All Products
Search
Document Center

E-MapReduce:Enable Spark in Ranger and configure related permissions

Last Updated:Oct 30, 2023

This topic describes how to enable Spark in Ranger and how to configure related permissions.

Prerequisites

A DataLake cluster is created and the Ranger service is selected for the cluster. For more information about how to create a cluster, see Create a cluster.

Precautions

  • After you enable Spark in Ranger, the Spark plug-in of Ranger is loaded to Spark Thrift Server. Permission verification is triggered only when you submit Spark SQL jobs by using Spark Thrift Server. If you submit Spark jobs by using other methods, permission verification is not triggered.

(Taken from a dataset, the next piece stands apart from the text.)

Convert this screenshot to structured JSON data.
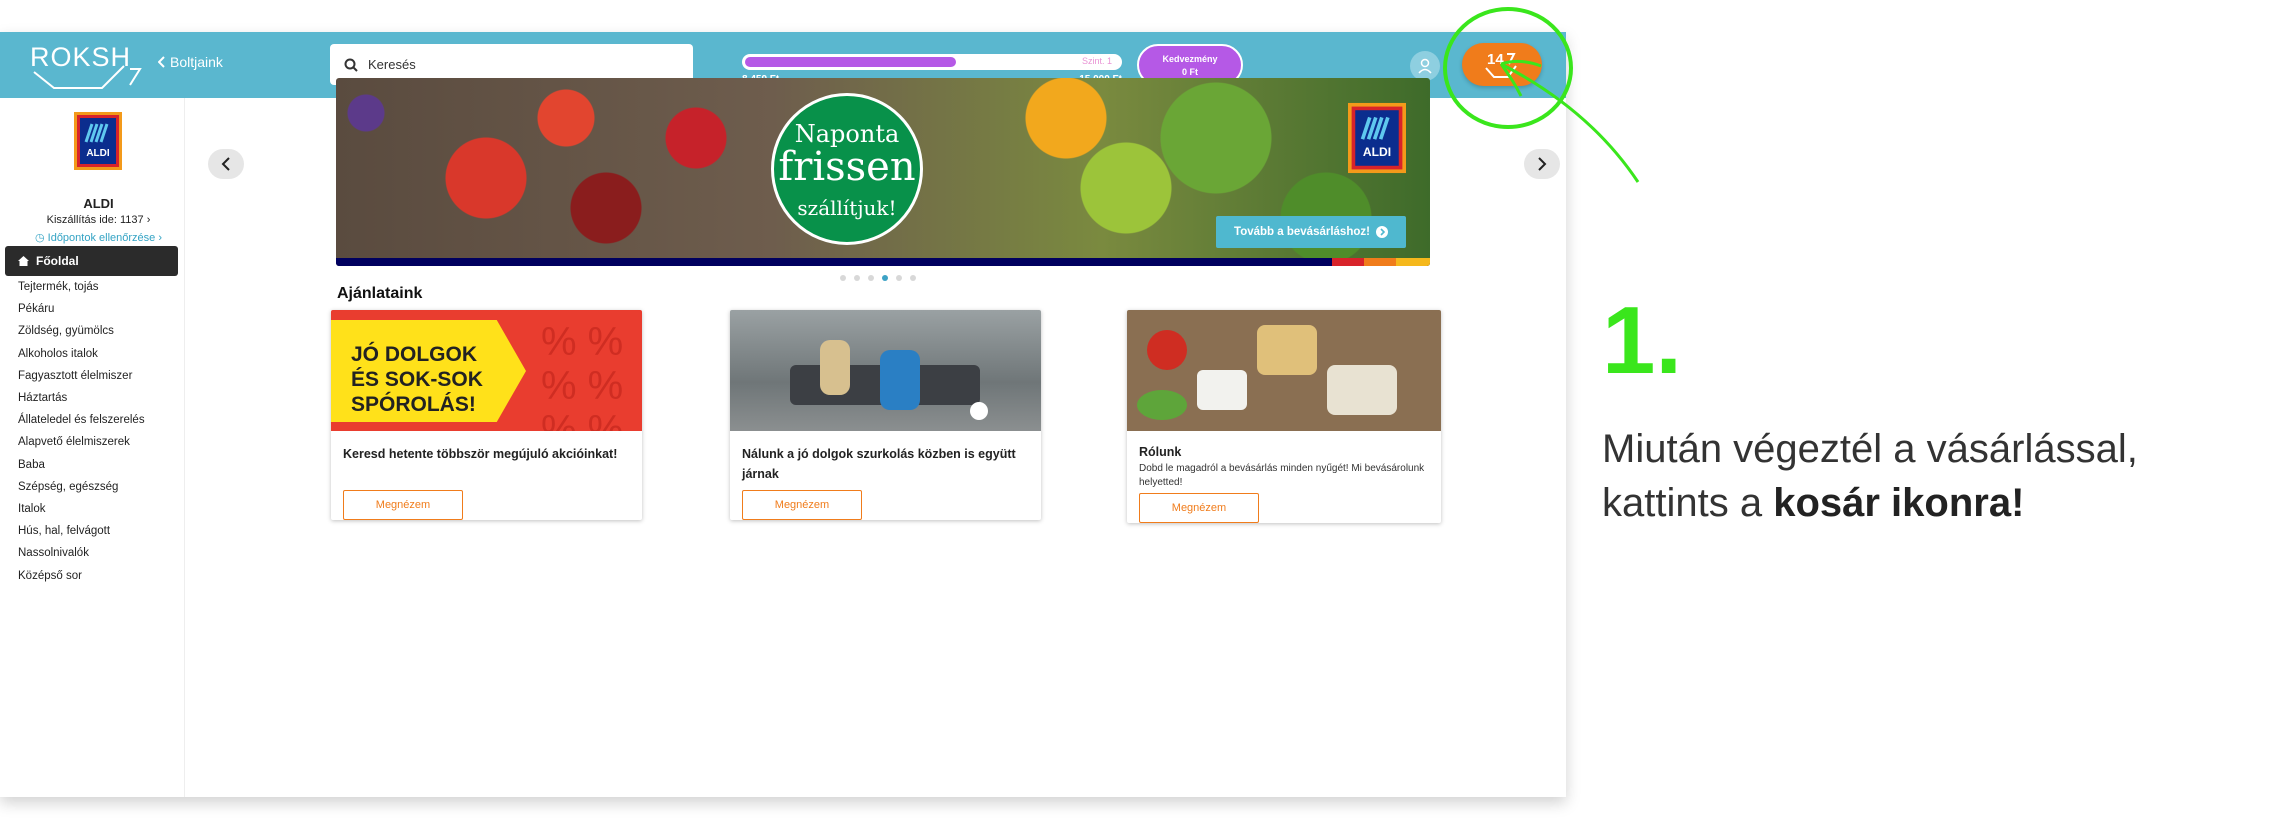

    • Access methods that require permission verification

      • Use the Beeline client to access Spark Thrift Server.

      • Use a JDBC URL to access Spark Thrift Server.

    • Access methods that do not require permission verification

      • Use the Spark SQL client to submit Spark SQL jobs.

      • Use Spark-Submit to submit Spark jobs.

      • Use the PySpark client to submit Spark SQL jobs.

  • This topic does not apply to high-security clusters, which refer to clusters for which Kerberos authentication is enabled.

  • When you use Kyuubi to access data lake tables, you cannot configure Spark permissions in Ranger.

  • For data lake tables, you can use only Hudi and Delta to configure Spark permissions in Ranger when the clusters are of the following versions:

    • EMR V3.42.0 or a later minor version

    • EMR V5.8.0 or a later minor version

Enable Spark in Ranger

  1. Go to the Services tab.

    1. Log on to the EMR console. In the left-side navigation pane, click EMR on ECS.

    2. In the top navigation bar, select the region in which your cluster resides and select a resource group based on your business requirements.

    3. On the EMR on ECS page, find the desired cluster and click Services in the Actions column.

  2. Enable Spark in Ranger.

    1. On the Services tab of the page that appears, click Status in the Ranger-plugin section.

    2. In the Service Overview section of the Status tab, turn on enableSpark3.

      Note

      In this example, Spark 3 is used.

    3. In the Confirm message, click OK.

  3. Restart Spark Thrift Server.

    1. On the Services tab, click Status in the Spark3 section.

    2. In the Components section, find SparkThriftServer and click Restart in the Actions column.

    3. In the dialog box that appears, configure the Execution Reason parameter and click OK.

    4. In the Confirm message, click OK.

Configure permissions

To configure permissions in Ranger, you must access the web UI of Ranger first. For more information about how to access the web UI of Ranger, see Access the web UI of Ranger. Then, you can click emr-hive in the HADOOP SQL section to configure Spark permissions.

Spark in Ranger and Hive in Ranger use the same emr-hive service for permission management and use the same method for permission configuration. For more information about permission configuration, see Enable Hive in Ranger and configure related permissions.